Fast Numerical and Machine Learning Algorithms for Spatial Audio Reproduction

Thumbnail Image
Luo_umd_0117E_15521.pdf(8.58 MB)
No. of downloads: 1068
Publication or External Link
Luo, Yuancheng
Duraiswami, Ramani
Audio reproduction technologies have underwent several revolutions from a purely mechanical, to electromagnetic, and into a digital process. These changes have resulted in steady improvements in the objective qualities of sound capture/playback on increasingly portable devices. However, most mobile playback devices remove important spatial-directional components of externalized sound which are natural to the subjective experience of human hearing. Fortunately, the missing spatial-directional parts can be integrated back into audio through a combination of computational methods and physical knowledge of how sound scatters off of the listener's anthropometry in the sound-field. The former employs signal processing techniques for rendering the sound-field. The latter employs approximations of the sound-field through the measurement of so-called Head-Related Impulse Responses/Transfer Functions (HRIRs/HRTFs). This dissertation develops several numerical and machine learning algorithms for accelerating and personalizing spatial audio reproduction in light of available mobile computing power. First, spatial audio synthesis between a sound-source and sound-field requires fast convolution algorithms between the audio-stream and the HRIRs. We introduce a novel sparse decomposition algorithm for HRIRs based on non-negative matrix factorization that allows for faster time-domain convolution than frequency-domain fast-Fourier-transform variants.
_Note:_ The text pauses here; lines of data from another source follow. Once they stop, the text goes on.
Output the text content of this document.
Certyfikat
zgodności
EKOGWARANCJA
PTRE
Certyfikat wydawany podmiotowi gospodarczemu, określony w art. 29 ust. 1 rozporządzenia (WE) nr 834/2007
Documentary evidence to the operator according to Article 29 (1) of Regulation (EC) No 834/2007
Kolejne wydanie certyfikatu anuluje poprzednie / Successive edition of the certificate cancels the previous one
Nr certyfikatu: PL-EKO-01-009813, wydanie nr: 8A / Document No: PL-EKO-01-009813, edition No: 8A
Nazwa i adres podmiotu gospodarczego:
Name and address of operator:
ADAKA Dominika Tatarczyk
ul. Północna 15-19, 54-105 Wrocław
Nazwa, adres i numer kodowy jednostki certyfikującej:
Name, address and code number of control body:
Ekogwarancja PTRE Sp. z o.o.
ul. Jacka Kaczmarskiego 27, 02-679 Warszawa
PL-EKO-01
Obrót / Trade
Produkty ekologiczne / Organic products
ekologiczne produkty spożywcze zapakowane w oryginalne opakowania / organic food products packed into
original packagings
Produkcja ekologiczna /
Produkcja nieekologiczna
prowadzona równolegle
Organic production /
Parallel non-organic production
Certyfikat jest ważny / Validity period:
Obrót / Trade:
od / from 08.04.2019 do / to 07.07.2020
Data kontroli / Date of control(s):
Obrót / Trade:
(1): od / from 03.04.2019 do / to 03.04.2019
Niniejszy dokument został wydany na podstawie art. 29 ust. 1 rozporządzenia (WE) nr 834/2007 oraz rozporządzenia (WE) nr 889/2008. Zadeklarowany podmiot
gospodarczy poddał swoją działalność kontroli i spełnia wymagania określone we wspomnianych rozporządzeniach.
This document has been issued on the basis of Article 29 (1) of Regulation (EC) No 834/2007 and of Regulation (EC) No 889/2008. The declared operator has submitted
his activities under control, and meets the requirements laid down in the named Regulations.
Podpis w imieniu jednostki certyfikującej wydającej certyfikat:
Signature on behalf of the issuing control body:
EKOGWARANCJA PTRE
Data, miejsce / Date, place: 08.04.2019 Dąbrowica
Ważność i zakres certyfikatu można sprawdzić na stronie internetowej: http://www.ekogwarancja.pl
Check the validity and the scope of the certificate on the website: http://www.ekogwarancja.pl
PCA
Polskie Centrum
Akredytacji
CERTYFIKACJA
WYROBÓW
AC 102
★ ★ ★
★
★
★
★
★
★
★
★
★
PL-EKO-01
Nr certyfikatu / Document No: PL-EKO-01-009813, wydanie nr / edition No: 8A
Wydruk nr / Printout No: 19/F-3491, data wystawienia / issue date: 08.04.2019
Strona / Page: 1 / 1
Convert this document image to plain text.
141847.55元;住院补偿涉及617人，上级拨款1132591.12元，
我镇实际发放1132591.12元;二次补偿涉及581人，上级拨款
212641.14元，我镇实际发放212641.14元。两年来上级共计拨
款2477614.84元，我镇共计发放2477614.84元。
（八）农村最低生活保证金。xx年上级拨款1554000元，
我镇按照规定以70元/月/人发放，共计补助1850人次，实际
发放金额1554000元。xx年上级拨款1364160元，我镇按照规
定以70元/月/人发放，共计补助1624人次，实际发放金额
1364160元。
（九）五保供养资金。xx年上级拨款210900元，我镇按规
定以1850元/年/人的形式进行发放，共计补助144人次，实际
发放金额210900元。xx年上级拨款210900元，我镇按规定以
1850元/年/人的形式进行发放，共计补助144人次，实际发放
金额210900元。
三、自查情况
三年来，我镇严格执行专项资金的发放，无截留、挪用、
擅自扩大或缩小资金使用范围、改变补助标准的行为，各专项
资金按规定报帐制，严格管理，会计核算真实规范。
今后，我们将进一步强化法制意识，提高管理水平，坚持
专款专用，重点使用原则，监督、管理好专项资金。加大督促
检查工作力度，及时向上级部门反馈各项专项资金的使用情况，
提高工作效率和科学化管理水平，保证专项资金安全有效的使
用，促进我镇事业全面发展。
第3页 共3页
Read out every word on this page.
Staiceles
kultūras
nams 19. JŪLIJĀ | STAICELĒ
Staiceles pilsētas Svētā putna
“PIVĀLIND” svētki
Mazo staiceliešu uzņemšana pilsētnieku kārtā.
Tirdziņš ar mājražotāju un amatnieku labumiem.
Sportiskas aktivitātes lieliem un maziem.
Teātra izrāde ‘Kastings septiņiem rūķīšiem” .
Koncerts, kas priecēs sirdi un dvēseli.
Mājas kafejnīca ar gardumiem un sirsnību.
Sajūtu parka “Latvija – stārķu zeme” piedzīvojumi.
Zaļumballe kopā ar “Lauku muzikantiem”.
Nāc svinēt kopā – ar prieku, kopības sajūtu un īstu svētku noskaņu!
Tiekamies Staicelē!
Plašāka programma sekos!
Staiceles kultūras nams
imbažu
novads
Second, the full sound-field over the spherical coordinate domain must be efficiently approximated from a finite collection of HRTFs. We develop a joint spatial-frequency covariance model for Gaussian process regression (GPR) and sparse-GPR methods that supports the fast interpolation and data fusion of HRTFs across multiple data-sets. Third, the direct measurement of HRTFs requires specialized equipment that is unsuited for widespread acquisition. We ``bootstrap'' the human ability to localize sound in listening tests with Gaussian process active-learning techniques over graphical user interfaces that allows the listener to infer his/her own HRTFs. Experiments are conducted on publicly available HRTF datasets and human listeners.